Author Debbie Miller (left) with First Lady Rosalynn Carter President Jimmy Carter in 1990 during a visit to the Arctic National Wildlife Refuge (Photo provided). KCAW’s Erin Fulton interviewed Debbie Miller about her day with the Carters. Listen to the full interview here:

The nation is still mourning the loss of late President Jimmy Carter, who died in late December at the age of 100. Now, one Sitkan who has a special connection with the former president is organizing a tribute in his memory.

In 1990, Debbie Miller had written her first book, Midnight Wilderness, about the Arctic National Wildlife Refuge. She got a call from a producer in Atlanta who was working on a documentary about President Carter. 

“He said, ‘Hi, you know, we’re doing this documentary on President Carter, and he’s read your book, and he would like to meet you when we come to Alaska.’ So I was in disbelief,” Miller said.

“And more than that, they wanted to meet me in the Arctic National Wildlife Refuge, because that was a place that he had never visited, that he always wanted to to see the caribou and the beauty and magnificence of that area.”

It turned out, Miller was already planning a camping trip to the wildlife refuge with her two daughters and sisters that summer, so they arranged a plan to meet. Miller said the day of the visit, they weren’t sure if Carter would show up, thinking weather or the Secret Service would change the president’s plans.

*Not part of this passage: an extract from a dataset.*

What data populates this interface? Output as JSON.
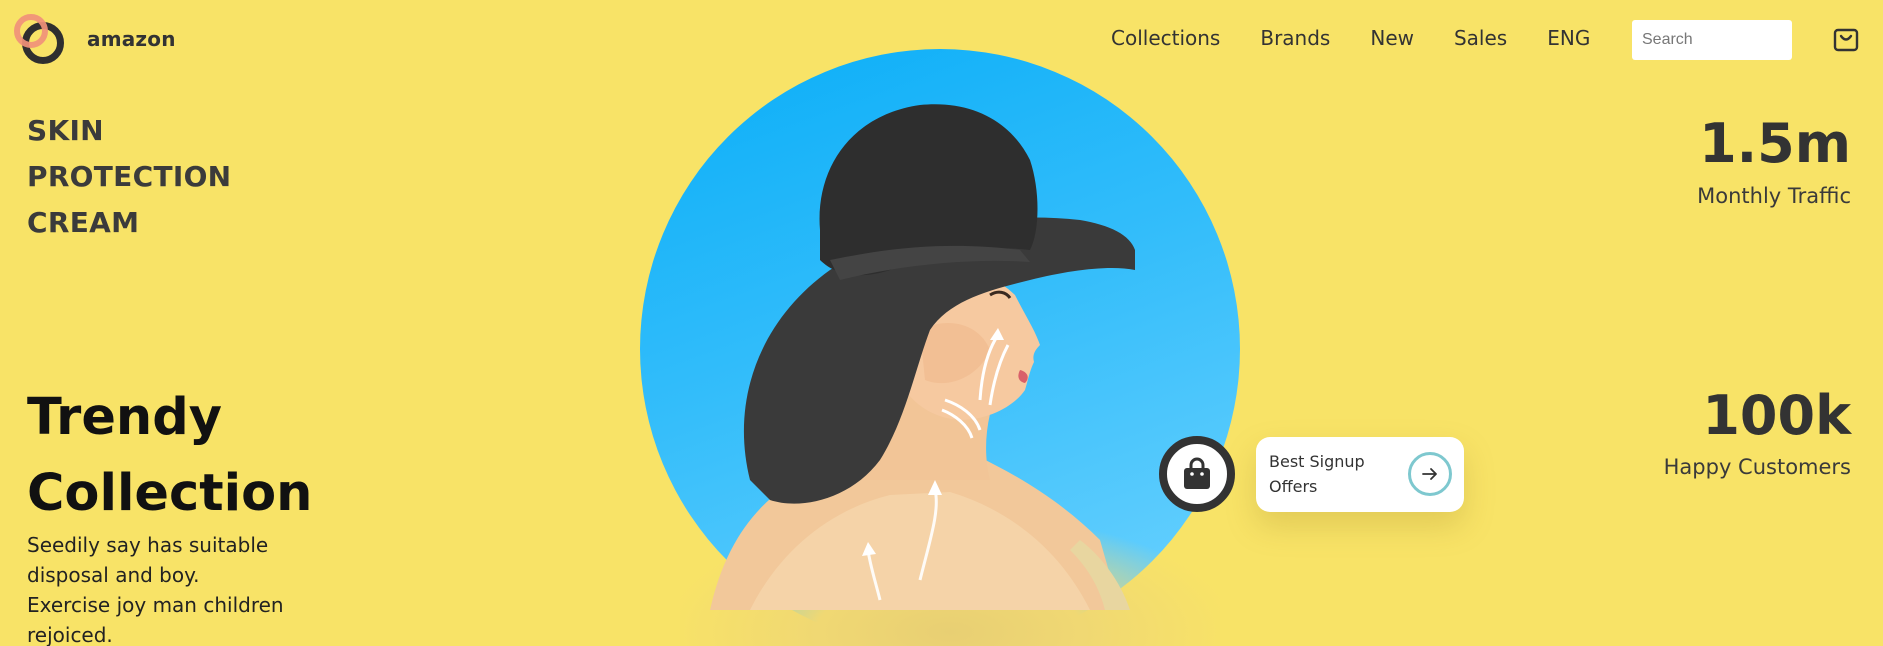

“But there’s the morning when I’ve got my little air-to-ground radio, and here comes the helicopter,” Miller said. “I was nervous because we were almost out of food. We’d been camping for 10 days, and I was worried I didn’t have anything to serve President Carter and Roselyn Carter, and they brought a whole cooler of really good country fried chicken and fresh fruit.”

Miller said they spent the day on the lake, fly-fishing, hiking, and bird watching. Her four-year-old daughter even “taught” President Carter how to fish with her Mickey Mouse fishing pole.

Miller said Alaska was important to Carter, and when they were together in the arctic, he told her that signing the Alaska National Interest Lands Conservation Act (ANILCA) in 1980 was the domestic policy highlight of his administration. ANILCA established sweeping conservation areas in Alaska, doubling the size of Alaska’s national parks and refuges, and brought further protections for subsistence of fish and wildlife in rural areas. 

“This was a big deal. And Cecil Andrus, his Secretary of Interior, he would bring topographical maps into the Oval Office, and they would get on their hands and knees, and he learned all the boundary lines and the rivers and the mountains,” Miller said. “He longed to come up here and to see these areas himself, which he did.” 

Miller is collecting Sitkans’ condolences and memories of President Carter as part of a larger national project. The book will be available to sign at the Sitka Public Library now until Tuesday, February 4. Miller then plans to send the book to the Carter Center in Atlanta.